Mühendis Olsun Diye Gönderdik Darbukacı Oldu
28 Mart’ta memleketim Çanakkale’deki 18 Mart Üniversitesi merkez kampüsünde bir seminerim vardı. Daha önce Biga kampüsünde seminer vermiştim ve ailem katılmıştı. Merkez kampüsteki seminerimi de değerli hocalarımızla birlikte en önden izlediler. 18 Mart Üniversitesi Turizm Topluluğu üyelerine hem bana hem de aileme gösterdikleri saygı, hürmet ve misafirperverlikten dolayı tekrar teşekkür ederim.
Emre Urfalı’nın keyifli sunumunun ardından sahne aldım ve ailemi de işin içine bolca katarak güzel bir seminer gerçekleştirdik. Hediye pırlanta çekilişini de babam ve anneme yaptırdık.
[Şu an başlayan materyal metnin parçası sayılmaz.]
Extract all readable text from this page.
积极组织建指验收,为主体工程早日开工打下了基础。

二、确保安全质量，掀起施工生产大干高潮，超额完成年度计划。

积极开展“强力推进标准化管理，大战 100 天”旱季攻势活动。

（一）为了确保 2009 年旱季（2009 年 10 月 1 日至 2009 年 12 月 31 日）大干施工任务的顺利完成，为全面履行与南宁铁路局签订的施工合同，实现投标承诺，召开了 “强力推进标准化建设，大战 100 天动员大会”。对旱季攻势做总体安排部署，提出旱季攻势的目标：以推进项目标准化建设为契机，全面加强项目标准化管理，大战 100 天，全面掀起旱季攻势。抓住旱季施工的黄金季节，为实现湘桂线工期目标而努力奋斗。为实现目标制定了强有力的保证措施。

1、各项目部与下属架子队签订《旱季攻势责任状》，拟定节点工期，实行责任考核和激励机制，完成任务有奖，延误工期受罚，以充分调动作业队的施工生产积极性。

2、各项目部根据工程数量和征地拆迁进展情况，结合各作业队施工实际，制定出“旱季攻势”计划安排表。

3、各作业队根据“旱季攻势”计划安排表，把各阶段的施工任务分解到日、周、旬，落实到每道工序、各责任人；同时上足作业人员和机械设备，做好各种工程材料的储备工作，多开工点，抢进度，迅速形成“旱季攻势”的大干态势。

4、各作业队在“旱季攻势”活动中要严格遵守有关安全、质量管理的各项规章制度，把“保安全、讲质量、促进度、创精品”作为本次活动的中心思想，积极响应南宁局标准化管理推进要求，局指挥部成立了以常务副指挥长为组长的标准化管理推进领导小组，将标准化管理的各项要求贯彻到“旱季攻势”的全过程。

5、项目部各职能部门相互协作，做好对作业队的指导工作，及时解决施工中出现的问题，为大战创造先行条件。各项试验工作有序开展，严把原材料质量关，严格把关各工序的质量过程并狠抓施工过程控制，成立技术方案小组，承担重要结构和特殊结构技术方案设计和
Aslında babam Makine Mühendisliği okuyan oğlunun böyle “saçma sapan” işlerle uğraşmasını istemiyor “mühendis olsun diye gönderdik, darbukacı oldu” diyordu.
Düzensiz ve yorucu iş hayatları olduğu için ailem benim hep mühendis, doktor gibi saygın bir meslek sahibi olmamı istedi. Bense astronot veya rock yıldızı olmak istiyordum. Dünyayı, dünya dışını gezmek, gezerken de müzik yapmak istiyordum. İzleyen değil sahnede olan olmak istiyordum.
Anaokulu dahil, okuduğum her dönemde mutlaka tiyatro, müzik gibi bir sanatsal faaliyet içinde bulundum. Anaokulunda palyaçoydum. Hatta Yıldız Asyalı da bizim anaokulundaydı ve onu televizyonda TRT Çocuk Korosu’nda şarkı söylerken izlerken çok kıskanıyordum.
İlkokulda Gündüz Feneri oyunundaydım, ortaokulda Cumhuriyet. Lisede ise Shakespeare’in Yalnızlıklar Komedyası’nda eğlenceli bir rolüm vardı. Hatta Jüri Özel Ödülü aldığımız Şişli Terakki Lisesi’nde Shakespeare Haftası sebebiyle düzenlenen gecede Hamlet olmuştum! Üstadın eserlerinin en önemli sahnelerinin skeçler halinde oynandığı gösteride bir oyuncunun en büyük hayali olan role kavuşmuştum. Elimde bir kuru kafa, göğe kaldırırken haykırıyordum: Olmak ya da olmamak!
Lisedeyken konservatuar okumayı istediğimde babam “aç kalacağımı” söyledi. “Hobi olarak yap ama doğru düzgün bir mesleğin olsun,” dedi. Yabancı gelmiyor değil mi bu sözler?
Yıllar sonra hem onları kırmadım, mühendislik diplomamı aldım; hem de sanatla içiçe olan işimle istediğim, mutlu olduğum işi yapıyorum. Kendi doğrularımı gerçekleştirirken ailemin de isteklerini olabildiğince yerine getirmeye çalıştım.
Seminerden çıkarken birçok öğrenci arkadaş annemlerle fotoğraf çektirdi. “Ne kadar iyi bir evlat yetiştirmişsiniz” derlerken annemin duygulanıp gözlerinin dolması artık onların da benimle ve yaptığım işle gurur duyduğunun apaçık bir göstergesiydi.